По окаменевшей спине Ба можно было догадаться, что сейчас случится непоправимое, но Манька этого не замечала, она была погружена в какие-то свои мысли.
- Вот если бы ты ещё умела мух ловить,- мечтательно протянула она, - или хотя бы мошек, а, Ба?
Ба со словами "да что же это такое" стремительно повернулась и с лёгким хрустом свернула птенцу шею.
-Вот теперь можете его хоронить со всеми почестями,- сказала она, не обращая внимания на наши вытянувшиеся лица,- я даже готова вам на эту церемонию уступить железную баночку из-под индийского чая! Потому что лучше я его прямо сейчас убью, чем вы потом замучите до смерти своими экспериментами!
Мы в гробовом молчании забрали трупик птенца и пошли хоронить его на задний двор. Выкопали маленькую ямку под грушей, положили туда тельце и присыпали землёй. Постояли в замешательстве над могилкой какое-то время.
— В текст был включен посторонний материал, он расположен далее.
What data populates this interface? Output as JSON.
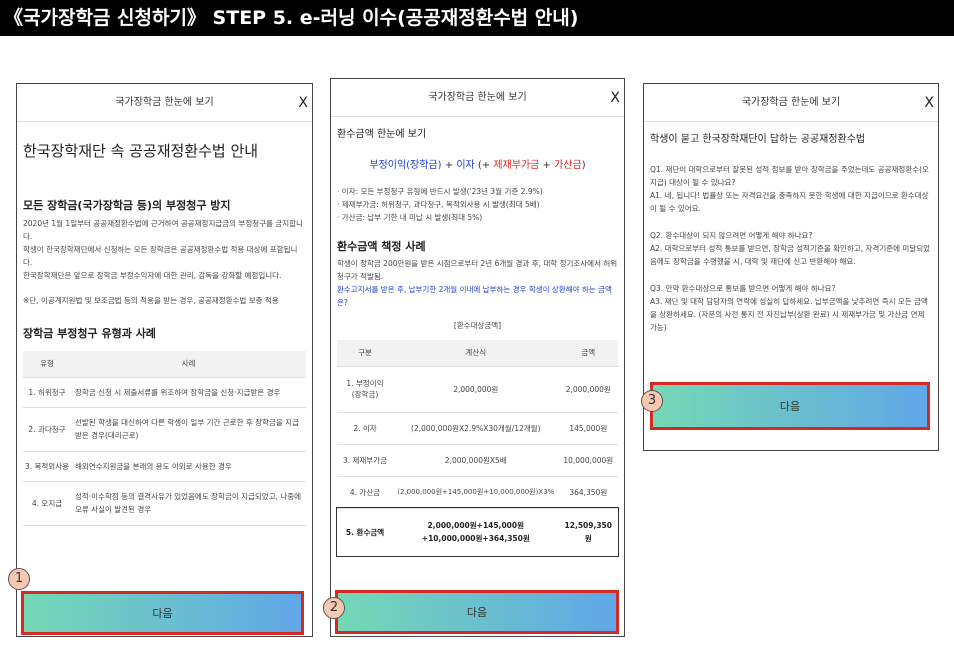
{
  "page_title": "《국가장학금 신청하기》 STEP 5. e-러닝 이수(공공재정환수법 안내)",
  "panel1": {
    "head": "국가장학금 한눈에 보기",
    "close": "X",
    "title": "한국장학재단 속 공공재정환수법 안내",
    "section1_title": "모든 장학금(국가장학금 등)의 부정청구 방지",
    "para1": "2020년 1월 1일부터 공공재정환수법에 근거하여 공공재정지급금의 부정청구를 금지합니다.",
    "para2": "학생이 한국장학재단에서 신청하는 모든 장학금은 공공재정환수법 적용 대상에 포함됩니다.",
    "para3": "한국장학재단은 앞으로 장학금 부정수익자에 대한 관리, 감독을 강화할 예정입니다.",
    "note": "※단, 이공계지원법 및 보조금법 등의 적용을 받는 경우, 공공재정환수법 보충 적용",
    "section2_title": "장학금 부정청구 유형과 사례",
    "table_headers": [
      "유형",
      "사례"
    ],
    "rows": [
      {
        "type": "1. 허위청구",
        "desc": "장학금 신청 시 제출서류를 위조하여 장학금을 신청·지급받은 경우"
      },
      {
        "type": "2. 과다청구",
        "desc": "선발된 학생을 대신하여 다른 학생이 일부 기간 근로한 후 장학금을 지급받은 경우(대리근로)"
      },
      {
        "type": "3. 목적외사용",
        "desc": "해외연수지원금을 본래의 용도 이외로 사용한 경우"
      },
      {
        "type": "4. 오지급",
        "desc": "성적·이수학점 등의 결격사유가 있었음에도 장학금이 지급되었고, 나중에 오류 사실이 발견된 경우"
      }
    ],
    "next": "다음",
    "badge": "1"
  },
  "panel2": {
    "head": "국가장학금 한눈에 보기",
    "close": "X",
    "title": "환수금액 한눈에 보기",
    "formula_a": "부정이익(장학금)",
    "formula_plus1": " + ",
    "formula_b": "이자",
    "formula_plus2": " (+ ",
    "formula_c": "제재부가금",
    "formula_plus3": " + ",
    "formula_d": "가산금",
    "formula_end": ")",
    "bullet1": "· 이자: 모든 부정청구 유형에 반드시 발생('23년 3월 기준 2.9%)",
    "bullet2": "· 제재부가금: 허위청구, 과다청구, 목적외사용 시 발생(최대 5배)",
    "bullet3": "· 가산금: 납부 기한 내 미납 시 발생(최대 5%)",
    "section_title": "환수금액 책정 사례",
    "case1": "학생이 장학금 200만원을 받은 시점으로부터 2년 6개월 경과 후, 대학 정기조사에서 허위청구가 적발됨.",
    "case2": "환수고지서를 받은 후, 납부기한 2개월 이내에 납부하는 경우 학생이 상환해야 하는 금액은?",
    "table_caption": "[환수대상금액]",
    "table_headers": [
      "구분",
      "계산식",
      "금액"
    ],
    "rows": [
      {
        "k": "1. 부정이익(장학금)",
        "f": "2,000,000원",
        "v": "2,000,000원"
      },
      {
        "k": "2. 이자",
        "f": "(2,000,000원X2.9%X30개월/12개월)",
        "v": "145,000원"
      },
      {
        "k": "3. 제재부가금",
        "f": "2,000,000원X5배",
        "v": "10,000,000원"
      },
      {
        "k": "4. 가산금",
        "f": "(2,000,000원+145,000원+10,000,000원)X3%",
        "v": "364,350원"
      }
    ],
    "total": {
      "k": "5. 환수금액",
      "f": "2,000,000원+145,000원+10,000,000원+364,350원",
      "v": "12,509,350원"
    },
    "next": "다음",
    "badge": "2"
  },
  "panel3": {
    "head": "국가장학금 한눈에 보기",
    "close": "X",
    "title": "학생이 묻고 한국장학재단이 답하는 공공재정환수법",
    "q1": "Q1. 재단이 대학으로부터 잘못된 성적 정보를 받아 장학금을 주었는데도 공공재정환수(오지급) 대상이 될 수 있나요?",
    "a1": "A1. 네, 됩니다! 법률상 또는 자격요건을 충족하지 못한 학생에 대한 지급이므로 환수대상이 될 수 있어요.",
    "q2": "Q2. 환수대상이 되지 않으려면 어떻게 해야 하나요?",
    "a2": "A2. 대학으로부터 성적 통보를 받으면, 장학금 성적기준을 확인하고, 자격기준에 미달되었음에도 장학금을 수령했을 시, 대학 및 재단에 신고 반환해야 해요.",
    "q3": "Q3. 만약 환수대상으로 통보를 받으면 어떻게 해야 하나요?",
    "a3": "A3. 재단 및 대학 담당자의 연락에 성실히 답하세요. 납부금액을 낮추려면 즉시 모든 금액을 상환하세요. (자문의 사전 통지 전 자진납부(상환 완료) 시 제재부가금 및 가산금 면제 가능)",
    "next": "다음",
    "badge": "3"
  },
  "colors": {
    "accent_red": "#d42a24",
    "blue": "#1a3fcf",
    "gradient_start": "#74d8b4",
    "gradient_end": "#60a7e8"
  }
}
Манька задумчиво протянула: «Надо будет прийти откопать его завтра и посмотреть, улетела у него душа или ещё ТЕПЛИТСЯ В ГРУДИ»
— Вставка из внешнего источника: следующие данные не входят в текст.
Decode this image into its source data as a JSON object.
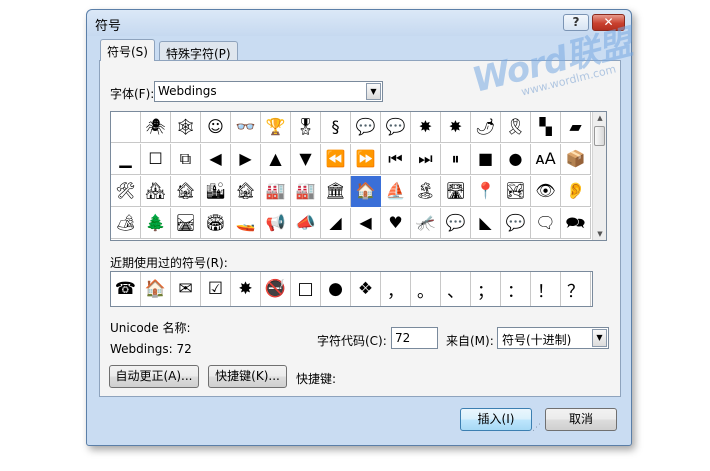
{
  "window": {
    "title": "符号",
    "help_label": "?",
    "close_label": "✕"
  },
  "tabs": [
    {
      "label": "符号(S)"
    },
    {
      "label": "特殊字符(P)"
    }
  ],
  "font": {
    "label": "字体(F):",
    "value": "Webdings"
  },
  "grid": {
    "selected_index": 40,
    "symbols": [
      "",
      "🕷",
      "🕸",
      "☺",
      "👓",
      "🏆",
      "🎖",
      "§",
      "💬",
      "💬",
      "✸",
      "✸",
      "🌶",
      "🎗",
      "▚",
      "▰",
      "▁",
      "☐",
      "⧉",
      "◀",
      "▶",
      "▲",
      "▼",
      "⏪",
      "⏩",
      "⏮",
      "⏭",
      "⏸",
      "■",
      "●",
      "ᴀA",
      "📦",
      "🛠",
      "🏘",
      "🏚",
      "🏙",
      "🏚",
      "🏭",
      "🏭",
      "🏛",
      "🏠",
      "⛵",
      "🏝",
      "🛣",
      "📍",
      "🏞",
      "👁",
      "👂",
      "🏕",
      "🌲",
      "🛤",
      "🏟",
      "🚤",
      "📢",
      "📣",
      "◢",
      "◀",
      "♥",
      "🦟",
      "💬",
      "◣",
      "💬",
      "🗨",
      "🗪"
    ]
  },
  "recent": {
    "label": "近期使用过的符号(R):",
    "symbols": [
      "☎",
      "🏠",
      "✉",
      "☑",
      "✸",
      "🚭",
      "□",
      "●",
      "❖",
      "，",
      "。",
      "、",
      "；",
      "：",
      "！",
      "？"
    ]
  },
  "info": {
    "unicode_name_label": "Unicode 名称:",
    "char_name": "Webdings: 72",
    "charcode_label": "字符代码(C):",
    "charcode_value": "72",
    "from_label": "来自(M):",
    "from_value": "符号(十进制)",
    "shortcut_label": "快捷键:"
  },
  "buttons": {
    "autocorrect": "自动更正(A)...",
    "shortcut": "快捷键(K)...",
    "insert": "插入(I)",
    "cancel": "取消"
  },
  "watermark": {
    "main": "Word联盟",
    "url": "www.wordlm.com"
  },
  "colors": {
    "window_bg": "#c9dcf2",
    "selection": "#3a6fd8",
    "close_button": "#c9412f"
  }
}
-Ты чего? – возмутилась я, - какое там теплится, он ведь умер!
-Ну ты же слышала, как Ба рассказывала про гойские выкрутасы Иисуса Христа с воскрешением?- Манька сорвала с ветки листик и намотала его на палец, - может это птичий Христос?
Мы в задумчивости уставились на могилку. Потом как по команде подобрали два деревянных прутика, сложили крест-накрест, обмотали травами, чтобы крестик не распался, и воткнули в одинокий холмик.
……………………………………
Автор рассказа приносит извинения своим замечательным читателям за богохульство. Автор поста сам является христианином, правда, достаточно раздолбайского настроя, ну да ладно.
В оправдание Ба автор поста может сказать, что с богом у неё были весьма непростые, продиктованные тяжёлым детством и юностью, отношения. Ба принадлежала основоположной из авраамистических религий, и считала себя вправе с одинаковым остервенением костерить святых всех трёх религий подряд.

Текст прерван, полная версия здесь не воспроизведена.